King Richard the Third's Secretary of State: A son of Jean de Foix, Earl of Kendal?

Humphrey, Duke of Gloucester had the appointment of Constable of Colchester Castle, and its keeping which included some fields, the Hundred of Tendring and part of a water-mill in Essex, until 1447 when he died. It was then granted to Henry VI’s wife Margaret d’Anjou. With the arrival of the Yorkists it was granted to Sir John Howard. Immediately after Bosworth a Thomas Kendall was in 1485, granted by Henry VII the Constableship for life, ‘for service as well within the realm as in foreign parts’. De Vere, Earl of Oxford who had married Margaret Neville, decided that he wanted this appointment and in November 1496 Thomas Kendall yielded this to him. This was confirmed by Henry VIII in May 1509 with a detailed document of grant. (In 1509 de Vere had married as his second wife Elizabeth Scrope, sister to Margaret, who had married Edmund de La Pole who was now in the Tower). If this Thomas Kendall had been useful to Henry ‘beyond the seas’, that almost certainly meant France/Brittany. This must have been a different Thomas Kendall to the son of John Kendall based on the age that he would have had to have been to have fulfilled a useful function. He might have been a brother to John Kendall, the Secretary, or no relevant relation.

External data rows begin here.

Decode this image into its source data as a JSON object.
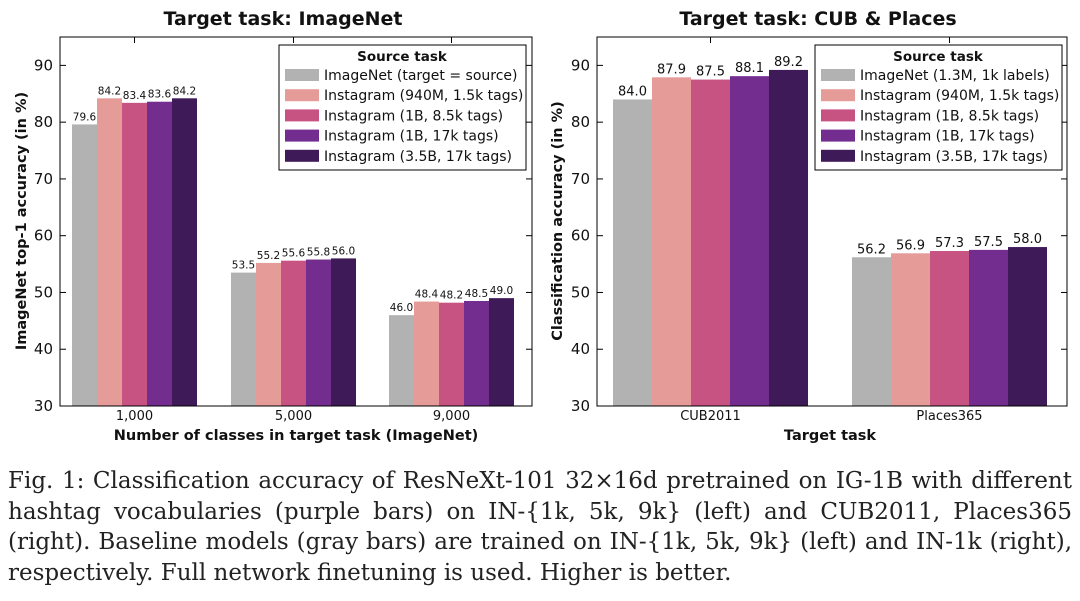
{
  "chart_data": [
    {
      "type": "bar",
      "title": "Target task: ImageNet",
      "xlabel": "Number of classes in target task (ImageNet)",
      "ylabel": "ImageNet top-1 accuracy (in %)",
      "ylim": [
        30,
        95
      ],
      "yticks": [
        30,
        40,
        50,
        60,
        70,
        80,
        90
      ],
      "categories": [
        "1,000",
        "5,000",
        "9,000"
      ],
      "legend_title": "Source task",
      "legend_position": "top-right",
      "series": [
        {
          "name": "ImageNet (target = source)",
          "color": "#b2b2b2",
          "values": [
            79.6,
            53.5,
            46.0
          ],
          "labels": [
            "79.6",
            "53.5",
            "46.0"
          ]
        },
        {
          "name": "Instagram (940M, 1.5k tags)",
          "color": "#e59c98",
          "values": [
            84.2,
            55.2,
            48.4
          ],
          "labels": [
            "84.2",
            "55.2",
            "48.4"
          ]
        },
        {
          "name": "Instagram (1B, 8.5k tags)",
          "color": "#c75383",
          "values": [
            83.4,
            55.6,
            48.2
          ],
          "labels": [
            "83.4",
            "55.6",
            "48.2"
          ]
        },
        {
          "name": "Instagram (1B, 17k tags)",
          "color": "#732d8f",
          "values": [
            83.6,
            55.8,
            48.5
          ],
          "labels": [
            "83.6",
            "55.8",
            "48.5"
          ]
        },
        {
          "name": "Instagram (3.5B, 17k tags)",
          "color": "#3f1a58",
          "values": [
            84.2,
            56.0,
            49.0
          ],
          "labels": [
            "84.2",
            "56.0",
            "49.0"
          ]
        }
      ]
    },
    {
      "type": "bar",
      "title": "Target task: CUB & Places",
      "xlabel": "Target task",
      "ylabel": "Classification accuracy (in %)",
      "ylim": [
        30,
        95
      ],
      "yticks": [
        30,
        40,
        50,
        60,
        70,
        80,
        90
      ],
      "categories": [
        "CUB2011",
        "Places365"
      ],
      "legend_title": "Source task",
      "legend_position": "top-right",
      "series": [
        {
          "name": "ImageNet (1.3M, 1k labels)",
          "color": "#b2b2b2",
          "values": [
            84.0,
            56.2
          ],
          "labels": [
            "84.0",
            "56.2"
          ]
        },
        {
          "name": "Instagram (940M, 1.5k tags)",
          "color": "#e59c98",
          "values": [
            87.9,
            56.9
          ],
          "labels": [
            "87.9",
            "56.9"
          ]
        },
        {
          "name": "Instagram (1B, 8.5k tags)",
          "color": "#c75383",
          "values": [
            87.5,
            57.3
          ],
          "labels": [
            "87.5",
            "57.3"
          ]
        },
        {
          "name": "Instagram (1B, 17k tags)",
          "color": "#732d8f",
          "values": [
            88.1,
            57.5
          ],
          "labels": [
            "88.1",
            "57.5"
          ]
        },
        {
          "name": "Instagram (3.5B, 17k tags)",
          "color": "#3f1a58",
          "values": [
            89.2,
            58.0
          ],
          "labels": [
            "89.2",
            "58.0"
          ]
        }
      ]
    }
  ],
  "caption": "Fig. 1: Classification accuracy of ResNeXt-101 32×16d pretrained on IG-1B with different hashtag vocabularies (purple bars) on IN-{1k, 5k, 9k} (left) and CUB2011, Places365 (right). Baseline models (gray bars) are trained on IN-{1k, 5k, 9k} (left) and IN-1k (right), respectively. Full network finetuning is used. Higher is better."
}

In February 1498 the State Papers record a ‘Licence for Gaston de Foys (Foix), Earl of Kendall, to bring into England from Gascony a ship called the Seynt John de Luce laden with 200 tuns of Gascon wine’ (presumably duty free).  Thomas Kendall of the City of London would be about 23; was this a shipment to set him up in the wine business using the many vineyards of the de Foix in Gascony, and probably a long history of wine trade with England and its merchants?

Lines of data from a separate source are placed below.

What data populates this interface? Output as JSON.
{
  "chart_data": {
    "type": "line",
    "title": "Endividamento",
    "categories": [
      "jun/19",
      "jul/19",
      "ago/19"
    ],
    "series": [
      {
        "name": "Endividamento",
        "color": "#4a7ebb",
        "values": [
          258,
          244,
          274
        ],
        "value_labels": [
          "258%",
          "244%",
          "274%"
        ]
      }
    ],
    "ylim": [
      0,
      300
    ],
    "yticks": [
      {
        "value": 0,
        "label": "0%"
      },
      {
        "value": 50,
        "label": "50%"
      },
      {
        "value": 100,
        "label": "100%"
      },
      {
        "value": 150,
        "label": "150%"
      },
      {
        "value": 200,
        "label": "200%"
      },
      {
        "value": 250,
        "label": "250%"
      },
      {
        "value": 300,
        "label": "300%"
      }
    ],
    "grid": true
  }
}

The records of those attending Henry VII’s funeral in 1509 included John Kendale, a ‘Squire of the Household’. In 1509 Henry VIII married Catherine of Aragon, his brother Arthur’s widow. Catherine’s step-mother was Germaine de Foix-Grailly. What Catherine thought of her I have not discovered. Catherine was a regular correspondent with her father Ferdinand, King of Spain. She was one of the first to use a sophisticated cypher for her correspondence with him, and she introduced the use of the cypher to Henry VII who then adopted it for English government use.

 
 

Comments

  1. Since King Richard’s will is of such importance these days in the debate about where he intended to be interred, do you have a source for your statement that he changed his will to appoint his nephew John de la Pole as his successor? Some people argue that we cannot know Richard’s intention in that regard since he left no will, while others are of the opinion that Richard, like other medieval men going to battle, certainly left a will, but that it was probably destroyed by Tudor’s men after Bosworth.

    1. Thank you for this. I do not have a primary source but secondary sources are many eg:
      William Toone’s The Chronological Historian (1828) Vol 1 p.110
      James Anderson’s A genealogical History of the House of Yvery (1742) Vol.1 p294
      The Works of Francis Bacon (edition 1854) Vol 1 p.739
      King Richard’s appointment of John de la Pole as his successor is what gave rise to the claims of the ‘White Rose’ please see Desmond Seward’s book of that title.